He set the charge, turned, and ran.

They just managed to close the cave wall when the explosion rocked the entire cliff-side around them. They moved as quickly as they could until they once again faced the grim, cold, overcast day. Then, Kyle turned, took Amelia's face in his hands, and kissed her. "You are one hell of a lady," he declared.

"And I'll thank you to remember that," she said archly.

~~Katarn~~

~~Katarn~~

Harry wasn't sure why, specifically, he asked Hermione Granger to come with him to the Room of Lost Things. Remus would have been a better choice if he needed back-up, but there was the risk he would tell Dumbledore, and right now neither Harry nor his master trusted the old wizard.

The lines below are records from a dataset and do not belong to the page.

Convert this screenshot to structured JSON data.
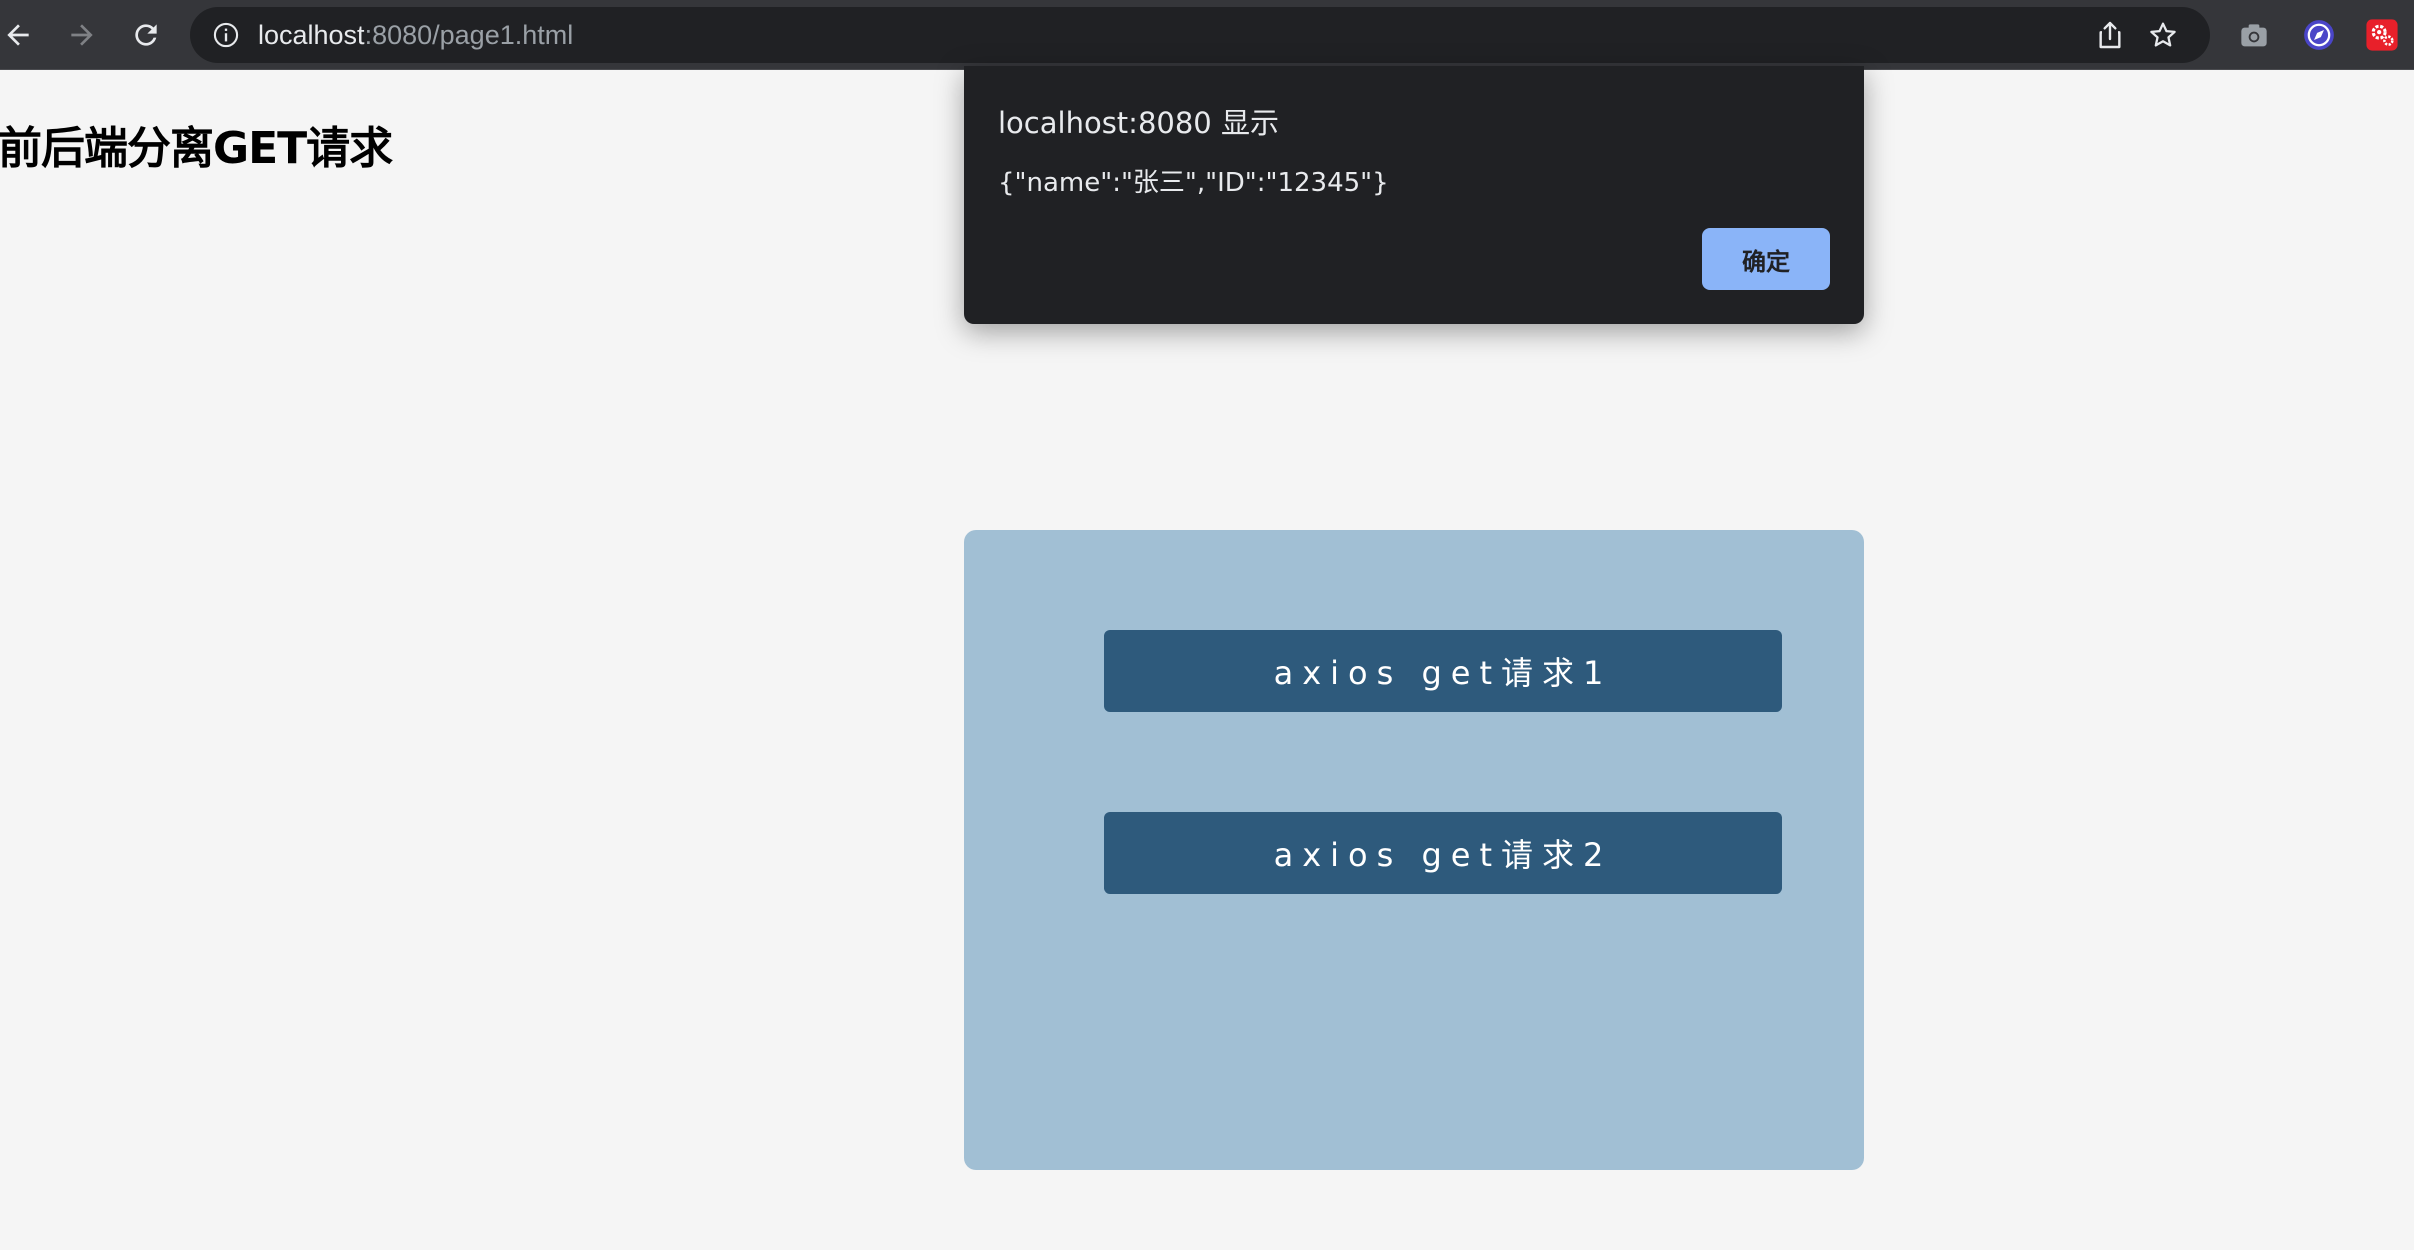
{
  "browser": {
    "url_host": "localhost",
    "url_path": ":8080/page1.html",
    "icons": {
      "back": "back-arrow-icon",
      "forward": "forward-arrow-icon",
      "reload": "reload-icon",
      "info": "info-icon",
      "share": "share-icon",
      "bookmark": "star-icon",
      "extensions": [
        "camera-icon",
        "compass-icon",
        "settings-gear-icon"
      ]
    },
    "colors": {
      "toolbar": "#35363a",
      "omnibox": "#202124"
    }
  },
  "page": {
    "heading": "前后端分离GET请求",
    "buttons": [
      {
        "label": "axios get请求1"
      },
      {
        "label": "axios get请求2"
      }
    ],
    "colors": {
      "background": "#f5f5f5",
      "panel": "#a1bfd4",
      "button": "#2e5a7c"
    }
  },
  "dialog": {
    "title": "localhost:8080 显示",
    "message": "{\"name\":\"张三\",\"ID\":\"12345\"}",
    "ok_label": "确定",
    "colors": {
      "background": "#202124",
      "ok_button": "#8ab4f8"
    }
  }
}
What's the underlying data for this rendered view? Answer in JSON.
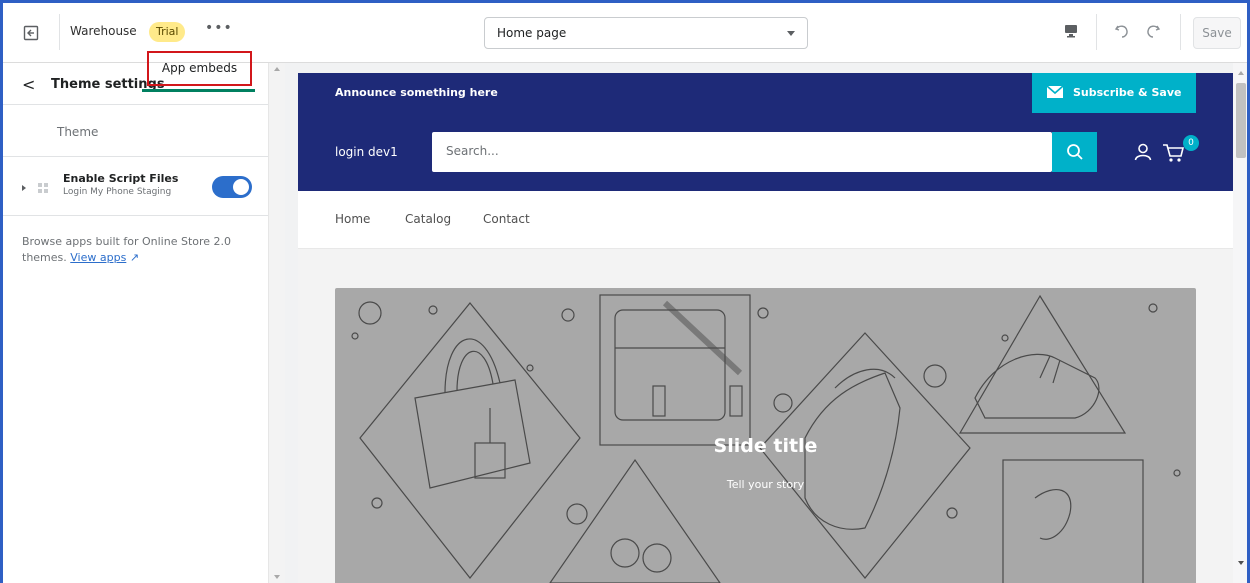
{
  "topbar": {
    "store_name": "Warehouse",
    "trial_badge": "Trial",
    "more": "•••",
    "page_select": "Home page",
    "save_label": "Save"
  },
  "sidebar": {
    "back": "<",
    "title": "Theme settings",
    "tabs": [
      {
        "label": "Theme"
      },
      {
        "label": "App embeds"
      }
    ],
    "embed": {
      "title": "Enable Script Files",
      "subtitle": "Login My Phone Staging",
      "enabled": true
    },
    "browse_text": "Browse apps built for Online Store 2.0 themes.",
    "browse_link": "View apps"
  },
  "store": {
    "announcement": "Announce something here",
    "subscribe": "Subscribe & Save",
    "store_title": "login dev1",
    "search_placeholder": "Search...",
    "cart_count": "0",
    "nav": [
      "Home",
      "Catalog",
      "Contact"
    ],
    "slide_title": "Slide title",
    "slide_subtitle": "Tell your story"
  },
  "colors": {
    "header_bg": "#1e2a78",
    "accent": "#00b1c9",
    "toggle_on": "#2c6ecb",
    "highlight_box": "#d2171b"
  }
}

However, over the course of weeks and months that he had known Hermione Granger, he discovered that she, too, did not entirely trust the headmaster. She rarely voiced it explicitly, but it was more in what she didn't say. That is, until he cornered her on the subject.

"You know I was hurt very badly my first year," Hermione told him after classes one day. "A troll got in and broke my back. He never told my parents, or let me go to St. Mungos for treatment. He treated me very well, don't mistake me. The best healers came here, and my back hasn't bothered me since then. But he never told my parents, and no word of it ever got out. He should have at least notified my parents. Instead, he kept the whole thing a secret and told me not to say anything about it to anyone."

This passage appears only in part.